McCoy, Grove & Atkinson
- Major practice areas: Corporate and commercial
- Date founded: 1887
- Founder: Richard McCloy
- Company type: Partnership
- Dissolved: 2014

= McCoy, Grove & Atkinson =

Australian commercial law firm

McCoy, Grove & Atkinson was an Australian commercial law firm. It was established in 1887 in Marrickville, New South Wales, by Richard McCoy and soon after moved to Castlereagh Street, Sydney. The name of McCoy, Grove & Atkinson was adopted in 1929 and in 1956 the firm of Fitzhardinge, Son & Yeomans was subsumed into the partnership.
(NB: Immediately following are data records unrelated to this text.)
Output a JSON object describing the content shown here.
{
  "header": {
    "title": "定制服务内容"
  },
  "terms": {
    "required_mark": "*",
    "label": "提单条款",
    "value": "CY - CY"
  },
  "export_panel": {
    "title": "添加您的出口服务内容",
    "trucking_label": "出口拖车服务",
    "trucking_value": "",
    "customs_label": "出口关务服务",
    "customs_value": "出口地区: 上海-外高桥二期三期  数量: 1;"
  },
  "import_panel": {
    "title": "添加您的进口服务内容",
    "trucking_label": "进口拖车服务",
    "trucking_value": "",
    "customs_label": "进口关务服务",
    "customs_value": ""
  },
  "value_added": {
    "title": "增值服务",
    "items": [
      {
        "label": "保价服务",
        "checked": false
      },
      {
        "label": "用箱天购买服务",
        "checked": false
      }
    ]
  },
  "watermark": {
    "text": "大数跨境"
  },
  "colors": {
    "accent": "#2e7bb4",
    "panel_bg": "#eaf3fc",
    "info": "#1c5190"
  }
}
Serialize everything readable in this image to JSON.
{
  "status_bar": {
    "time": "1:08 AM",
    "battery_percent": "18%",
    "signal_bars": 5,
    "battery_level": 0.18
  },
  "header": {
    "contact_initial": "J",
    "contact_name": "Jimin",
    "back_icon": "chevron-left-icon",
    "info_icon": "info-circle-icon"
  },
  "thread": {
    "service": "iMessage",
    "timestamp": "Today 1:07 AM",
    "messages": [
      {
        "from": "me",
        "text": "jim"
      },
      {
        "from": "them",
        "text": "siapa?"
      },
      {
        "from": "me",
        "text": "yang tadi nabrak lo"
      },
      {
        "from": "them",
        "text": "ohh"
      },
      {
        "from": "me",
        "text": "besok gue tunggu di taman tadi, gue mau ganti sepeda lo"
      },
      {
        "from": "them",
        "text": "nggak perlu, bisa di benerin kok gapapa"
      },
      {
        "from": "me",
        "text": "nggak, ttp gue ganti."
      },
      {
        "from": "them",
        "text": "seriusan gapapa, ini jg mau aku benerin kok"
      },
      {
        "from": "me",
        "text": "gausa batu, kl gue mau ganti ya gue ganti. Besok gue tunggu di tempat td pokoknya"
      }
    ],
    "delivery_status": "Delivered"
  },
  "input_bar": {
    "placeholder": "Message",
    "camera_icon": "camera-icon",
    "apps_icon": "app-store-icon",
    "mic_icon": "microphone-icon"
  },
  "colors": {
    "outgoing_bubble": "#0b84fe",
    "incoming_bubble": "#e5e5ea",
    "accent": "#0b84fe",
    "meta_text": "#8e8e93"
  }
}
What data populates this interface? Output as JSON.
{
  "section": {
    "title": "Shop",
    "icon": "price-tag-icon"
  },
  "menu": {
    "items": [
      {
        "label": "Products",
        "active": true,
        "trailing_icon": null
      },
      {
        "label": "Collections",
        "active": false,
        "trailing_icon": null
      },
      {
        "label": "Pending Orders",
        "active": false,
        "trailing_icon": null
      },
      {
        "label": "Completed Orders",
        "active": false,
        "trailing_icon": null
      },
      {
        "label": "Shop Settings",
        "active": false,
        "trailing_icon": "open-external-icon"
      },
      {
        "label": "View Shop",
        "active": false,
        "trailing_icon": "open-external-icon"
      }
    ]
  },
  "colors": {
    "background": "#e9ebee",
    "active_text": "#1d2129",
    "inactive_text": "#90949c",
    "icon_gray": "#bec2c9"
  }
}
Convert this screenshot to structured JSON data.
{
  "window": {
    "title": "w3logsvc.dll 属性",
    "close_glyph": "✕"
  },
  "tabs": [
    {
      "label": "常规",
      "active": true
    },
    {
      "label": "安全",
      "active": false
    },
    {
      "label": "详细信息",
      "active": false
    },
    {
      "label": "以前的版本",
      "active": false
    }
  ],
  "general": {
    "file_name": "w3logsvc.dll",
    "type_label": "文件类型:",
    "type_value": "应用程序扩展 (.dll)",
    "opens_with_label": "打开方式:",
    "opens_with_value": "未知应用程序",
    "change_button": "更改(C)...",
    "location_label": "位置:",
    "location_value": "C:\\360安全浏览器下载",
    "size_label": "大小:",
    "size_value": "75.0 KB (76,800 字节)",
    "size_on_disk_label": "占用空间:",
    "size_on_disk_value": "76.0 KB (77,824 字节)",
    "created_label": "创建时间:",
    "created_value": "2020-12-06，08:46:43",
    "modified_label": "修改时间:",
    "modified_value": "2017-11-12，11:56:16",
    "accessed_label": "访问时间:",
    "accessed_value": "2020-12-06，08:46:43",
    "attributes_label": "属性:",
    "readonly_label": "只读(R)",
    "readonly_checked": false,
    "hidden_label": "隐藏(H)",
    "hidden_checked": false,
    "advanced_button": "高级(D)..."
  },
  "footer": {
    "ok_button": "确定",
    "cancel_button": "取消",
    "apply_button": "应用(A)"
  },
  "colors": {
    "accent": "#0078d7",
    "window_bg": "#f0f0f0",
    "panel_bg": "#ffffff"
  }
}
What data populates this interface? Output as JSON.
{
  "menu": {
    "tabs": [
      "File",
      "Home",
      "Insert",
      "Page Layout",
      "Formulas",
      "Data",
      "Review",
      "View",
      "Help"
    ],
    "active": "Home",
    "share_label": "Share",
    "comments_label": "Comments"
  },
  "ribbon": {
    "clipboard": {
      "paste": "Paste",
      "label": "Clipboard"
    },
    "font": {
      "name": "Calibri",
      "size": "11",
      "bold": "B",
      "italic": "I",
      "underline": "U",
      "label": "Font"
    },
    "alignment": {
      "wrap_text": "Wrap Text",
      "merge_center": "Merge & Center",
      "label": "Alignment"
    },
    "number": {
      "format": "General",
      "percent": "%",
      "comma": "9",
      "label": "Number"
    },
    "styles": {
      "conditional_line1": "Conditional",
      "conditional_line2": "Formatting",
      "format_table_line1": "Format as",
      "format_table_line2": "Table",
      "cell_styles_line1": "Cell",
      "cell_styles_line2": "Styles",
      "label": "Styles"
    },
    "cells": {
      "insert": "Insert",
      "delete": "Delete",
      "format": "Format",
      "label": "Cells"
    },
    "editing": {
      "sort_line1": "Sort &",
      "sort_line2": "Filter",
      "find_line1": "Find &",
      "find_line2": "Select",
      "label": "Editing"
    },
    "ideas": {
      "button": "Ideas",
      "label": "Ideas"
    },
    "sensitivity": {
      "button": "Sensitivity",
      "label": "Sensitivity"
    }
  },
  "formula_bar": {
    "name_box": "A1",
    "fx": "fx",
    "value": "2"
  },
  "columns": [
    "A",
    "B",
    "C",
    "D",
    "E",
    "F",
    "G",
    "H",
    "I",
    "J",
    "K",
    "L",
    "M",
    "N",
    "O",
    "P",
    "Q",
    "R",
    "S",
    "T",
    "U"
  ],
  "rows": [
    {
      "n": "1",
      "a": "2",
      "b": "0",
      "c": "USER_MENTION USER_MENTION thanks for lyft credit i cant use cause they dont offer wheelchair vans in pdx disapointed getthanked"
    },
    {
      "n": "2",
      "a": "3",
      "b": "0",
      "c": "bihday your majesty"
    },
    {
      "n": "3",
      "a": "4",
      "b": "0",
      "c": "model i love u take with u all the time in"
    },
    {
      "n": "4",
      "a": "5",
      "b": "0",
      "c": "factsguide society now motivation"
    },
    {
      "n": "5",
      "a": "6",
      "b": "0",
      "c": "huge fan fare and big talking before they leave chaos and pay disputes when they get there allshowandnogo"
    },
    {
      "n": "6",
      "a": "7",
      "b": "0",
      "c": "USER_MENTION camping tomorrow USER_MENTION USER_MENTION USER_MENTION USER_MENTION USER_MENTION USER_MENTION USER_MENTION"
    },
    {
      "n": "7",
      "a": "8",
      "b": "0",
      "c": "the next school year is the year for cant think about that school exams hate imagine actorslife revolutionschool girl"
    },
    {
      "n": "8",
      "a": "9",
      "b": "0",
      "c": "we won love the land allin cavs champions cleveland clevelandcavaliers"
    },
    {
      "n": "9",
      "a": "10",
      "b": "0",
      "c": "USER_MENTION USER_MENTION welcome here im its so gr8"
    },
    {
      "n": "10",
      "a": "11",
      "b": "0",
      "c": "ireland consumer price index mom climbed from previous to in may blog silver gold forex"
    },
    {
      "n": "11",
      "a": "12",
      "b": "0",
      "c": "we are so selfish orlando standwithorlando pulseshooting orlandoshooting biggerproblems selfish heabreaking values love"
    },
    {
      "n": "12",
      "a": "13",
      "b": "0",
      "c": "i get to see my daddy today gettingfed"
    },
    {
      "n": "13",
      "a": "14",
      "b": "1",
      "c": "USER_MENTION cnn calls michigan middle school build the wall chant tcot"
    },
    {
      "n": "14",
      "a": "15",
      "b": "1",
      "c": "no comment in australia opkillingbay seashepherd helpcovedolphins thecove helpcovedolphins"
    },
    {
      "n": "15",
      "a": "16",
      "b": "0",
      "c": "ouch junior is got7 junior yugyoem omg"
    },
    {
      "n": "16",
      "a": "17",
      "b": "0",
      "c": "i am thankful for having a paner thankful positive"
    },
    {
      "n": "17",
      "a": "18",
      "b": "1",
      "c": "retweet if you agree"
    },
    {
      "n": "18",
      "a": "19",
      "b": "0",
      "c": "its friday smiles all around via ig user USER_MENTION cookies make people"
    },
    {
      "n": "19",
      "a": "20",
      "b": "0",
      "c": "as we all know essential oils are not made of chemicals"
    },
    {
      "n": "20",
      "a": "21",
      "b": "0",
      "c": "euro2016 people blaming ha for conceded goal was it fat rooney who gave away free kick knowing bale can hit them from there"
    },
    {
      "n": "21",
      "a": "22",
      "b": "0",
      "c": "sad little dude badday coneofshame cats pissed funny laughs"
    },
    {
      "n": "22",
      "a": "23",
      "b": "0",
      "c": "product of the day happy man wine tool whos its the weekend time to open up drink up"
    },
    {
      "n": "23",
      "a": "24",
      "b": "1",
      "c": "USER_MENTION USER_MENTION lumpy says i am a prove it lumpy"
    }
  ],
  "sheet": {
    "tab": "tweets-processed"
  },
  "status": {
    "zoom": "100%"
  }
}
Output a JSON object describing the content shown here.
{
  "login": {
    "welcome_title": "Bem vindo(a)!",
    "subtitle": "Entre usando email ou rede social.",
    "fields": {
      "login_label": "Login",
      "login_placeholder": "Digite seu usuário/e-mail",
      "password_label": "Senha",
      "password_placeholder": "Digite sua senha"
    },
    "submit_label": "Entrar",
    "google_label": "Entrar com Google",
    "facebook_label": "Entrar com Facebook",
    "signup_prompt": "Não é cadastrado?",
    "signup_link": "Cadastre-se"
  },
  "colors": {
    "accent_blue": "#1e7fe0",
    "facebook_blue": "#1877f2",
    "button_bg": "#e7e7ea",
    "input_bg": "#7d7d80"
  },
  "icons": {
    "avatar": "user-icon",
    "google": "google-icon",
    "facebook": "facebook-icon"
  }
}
The firm closed on 30 June 2014.

==Notable alumni==

The following were once partners at McCoy, Grove & Atkinson:–
- Richard McCloy (1863–1942); an alderman at Marrickville from 1894 to 1896, serving as mayor for the final year of his term. In 1901 he was elected to the New South Wales Legislative Assembly as the Liberal member for Marrickville. He served until his retirement in 1910.
- Rupert Grove (1906–1982); prominent Methodist and Uniting Church layman. In the progression towards the union of the Congregational, Methodist and Presbyterian churches in Australia, Grove made a decisive impact.
- Richard Hansford; former councillor and chairman of Newington College Council.